March 25, 2014 United States Supreme Court opinions

United States v Quality Stores, Inc.

Quality sought a refund of Federal Insurance contribution (FICA) payments made on severance payments to employees as part of downsizing in a bankruptcy. The bankruptcy court ordered the refund and the 6th Circuit affirmed. The Court, with Justice Kagan recused, resolved a circuit split and reversed. It held the FICA definition of wages in broad and includes all remuneration for services unless exempted. Here, the severance payments were remuneration and arose from services performed during employment. Thus, they are wages. The Court noted that Congress has exempted certain severance payments in the past, but, has not exempted them since 1950 and that decision should be given effect. The Court held that a provision in the income tax withholding statute which treats certain dismissal payments as if they were wages did not change the reality that severance payments generally are wages and the provision in any event was included to protect taxpayers from large tax assessments after receiving certain supplemental unemployment payments. The court finally noted this decision serves administrative efficiency by treating severance payments as wages for both FICA and income tax withholding purposes.

Lexmark International, Inc. v Static Control Components, Inc.
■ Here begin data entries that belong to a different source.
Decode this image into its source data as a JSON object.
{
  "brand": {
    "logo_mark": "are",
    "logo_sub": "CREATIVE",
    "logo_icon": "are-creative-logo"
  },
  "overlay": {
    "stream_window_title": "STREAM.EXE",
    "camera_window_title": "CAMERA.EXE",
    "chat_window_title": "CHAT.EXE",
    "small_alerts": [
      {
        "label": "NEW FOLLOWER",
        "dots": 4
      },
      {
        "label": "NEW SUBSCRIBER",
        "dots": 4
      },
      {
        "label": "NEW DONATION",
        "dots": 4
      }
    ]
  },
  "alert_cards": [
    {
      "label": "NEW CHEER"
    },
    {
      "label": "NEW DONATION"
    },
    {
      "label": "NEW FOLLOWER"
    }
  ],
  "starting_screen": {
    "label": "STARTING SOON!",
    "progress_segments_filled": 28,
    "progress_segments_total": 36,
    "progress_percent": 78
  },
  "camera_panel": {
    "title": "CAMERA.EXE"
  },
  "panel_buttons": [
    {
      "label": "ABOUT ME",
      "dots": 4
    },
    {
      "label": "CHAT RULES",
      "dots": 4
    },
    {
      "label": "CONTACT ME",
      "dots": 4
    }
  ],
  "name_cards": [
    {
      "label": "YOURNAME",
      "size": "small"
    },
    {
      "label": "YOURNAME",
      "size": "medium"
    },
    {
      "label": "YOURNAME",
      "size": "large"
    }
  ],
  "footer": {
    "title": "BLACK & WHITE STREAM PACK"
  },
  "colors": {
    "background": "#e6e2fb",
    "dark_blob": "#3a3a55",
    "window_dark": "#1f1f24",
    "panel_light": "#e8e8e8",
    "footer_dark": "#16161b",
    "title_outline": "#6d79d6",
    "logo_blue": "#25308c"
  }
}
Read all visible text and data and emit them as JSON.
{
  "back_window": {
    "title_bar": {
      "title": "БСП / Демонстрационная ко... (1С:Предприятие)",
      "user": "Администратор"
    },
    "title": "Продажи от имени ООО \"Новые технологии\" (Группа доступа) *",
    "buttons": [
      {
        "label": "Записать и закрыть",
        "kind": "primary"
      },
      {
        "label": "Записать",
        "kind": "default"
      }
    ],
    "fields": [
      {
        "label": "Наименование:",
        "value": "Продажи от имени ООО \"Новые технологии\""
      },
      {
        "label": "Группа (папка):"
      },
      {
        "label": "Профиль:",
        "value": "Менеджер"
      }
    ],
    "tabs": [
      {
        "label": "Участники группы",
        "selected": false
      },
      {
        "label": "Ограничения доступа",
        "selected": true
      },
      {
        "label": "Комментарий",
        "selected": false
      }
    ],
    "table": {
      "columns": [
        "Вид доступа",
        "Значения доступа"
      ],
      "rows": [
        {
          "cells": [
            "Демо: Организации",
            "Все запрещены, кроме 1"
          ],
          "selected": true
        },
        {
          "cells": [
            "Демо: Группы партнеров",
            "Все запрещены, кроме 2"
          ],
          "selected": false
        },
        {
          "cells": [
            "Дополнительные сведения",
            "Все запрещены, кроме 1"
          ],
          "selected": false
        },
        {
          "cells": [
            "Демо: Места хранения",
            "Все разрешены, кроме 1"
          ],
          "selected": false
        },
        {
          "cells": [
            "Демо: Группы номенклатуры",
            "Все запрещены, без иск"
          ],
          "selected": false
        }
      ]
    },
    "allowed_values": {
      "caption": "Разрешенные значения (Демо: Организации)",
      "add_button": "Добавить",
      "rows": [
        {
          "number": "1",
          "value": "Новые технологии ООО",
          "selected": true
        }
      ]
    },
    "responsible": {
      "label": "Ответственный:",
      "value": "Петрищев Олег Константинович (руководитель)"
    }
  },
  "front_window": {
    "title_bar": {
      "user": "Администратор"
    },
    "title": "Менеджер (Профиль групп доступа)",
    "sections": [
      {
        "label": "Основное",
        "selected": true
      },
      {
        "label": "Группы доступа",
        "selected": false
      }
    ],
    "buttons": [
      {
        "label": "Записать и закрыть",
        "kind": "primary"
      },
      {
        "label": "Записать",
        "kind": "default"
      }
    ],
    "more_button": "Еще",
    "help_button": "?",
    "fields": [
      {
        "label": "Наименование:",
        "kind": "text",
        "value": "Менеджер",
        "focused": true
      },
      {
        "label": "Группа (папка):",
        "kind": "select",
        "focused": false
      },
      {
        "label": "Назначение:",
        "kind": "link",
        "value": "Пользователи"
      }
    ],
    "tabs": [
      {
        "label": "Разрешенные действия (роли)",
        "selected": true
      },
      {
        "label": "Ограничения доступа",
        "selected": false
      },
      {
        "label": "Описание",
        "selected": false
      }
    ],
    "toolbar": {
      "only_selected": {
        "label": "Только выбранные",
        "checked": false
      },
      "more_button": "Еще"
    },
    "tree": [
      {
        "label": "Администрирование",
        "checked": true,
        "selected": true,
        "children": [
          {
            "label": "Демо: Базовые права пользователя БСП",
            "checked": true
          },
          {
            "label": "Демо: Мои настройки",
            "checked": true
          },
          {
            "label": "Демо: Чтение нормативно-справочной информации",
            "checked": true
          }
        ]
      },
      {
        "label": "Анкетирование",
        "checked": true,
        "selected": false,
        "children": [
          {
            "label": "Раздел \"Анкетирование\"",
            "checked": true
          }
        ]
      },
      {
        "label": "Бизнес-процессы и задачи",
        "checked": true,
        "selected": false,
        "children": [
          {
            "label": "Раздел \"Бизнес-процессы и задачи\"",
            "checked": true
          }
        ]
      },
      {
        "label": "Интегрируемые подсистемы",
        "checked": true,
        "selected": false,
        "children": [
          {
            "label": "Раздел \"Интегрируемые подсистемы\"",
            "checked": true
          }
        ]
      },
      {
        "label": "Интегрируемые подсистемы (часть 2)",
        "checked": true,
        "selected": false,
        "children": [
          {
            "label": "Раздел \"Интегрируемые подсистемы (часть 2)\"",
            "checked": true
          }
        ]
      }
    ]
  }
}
Static sued Lexmark for false advertising under 15 USC 1125(a). The district court dismissed on prudential standing grounds. The 6th circuit, noting a three way split of authority, adopted a minority approach and applied a reasonable plaintiff standard. It held Static met the standard and remanded for further proceedings. The Court resolved the split of authority and affirmed. It first rejected “prudential standing” as a free standing limit on plaintiff’s right to have their case heard reasoning that the cases relied upon by lower courts all dealt with statutory causes of action and thus the issue was always whether Congress authorized the plaintiff to sue not whether it was wise to do so or prudent to hear the case. The court noted that the literal text of 1125(a0 authorized virtually anyone to sue. It held this was not a correct reading based on the background principles that that statutory causes of action are limited to plaintiffs within the zone of interests protected and causes of action usually require proximate causation. Here, the Court held that under the Lanham’s Act’s explicit set of interests in 15 USC 1127, false advertizing was within the zone of at least the interest in preventing injury to business reputation or sales and proximate causation limited the scope of coverage to those acts which have a close enough connection to the alleged false advertising. The Court rejected the three approaches developed below noting the balancing test treated zone of interest and proximate cause as mere factors and the test led to inconsistent results, that the bright lien rule limiting suits to direct competitors is inconsistent with eh actual text of 1125(a) and the reasonable plaintiff rule substitutes reasonable interests for the actual interests protected by the statute. Thus, the Court directly applied the zone of interest and proximate cause principals and held there was standing as the complaint alleges injury to business reputation and sales and causation is supported by the allegations that Lexmark accused Static of illegal activity and, given the limited nature of the products here (microchips controlling refurbished Lexmark toners), injury to Static can be seen almost one to one in reduced sales of refurbished cartridges made by Statics customers.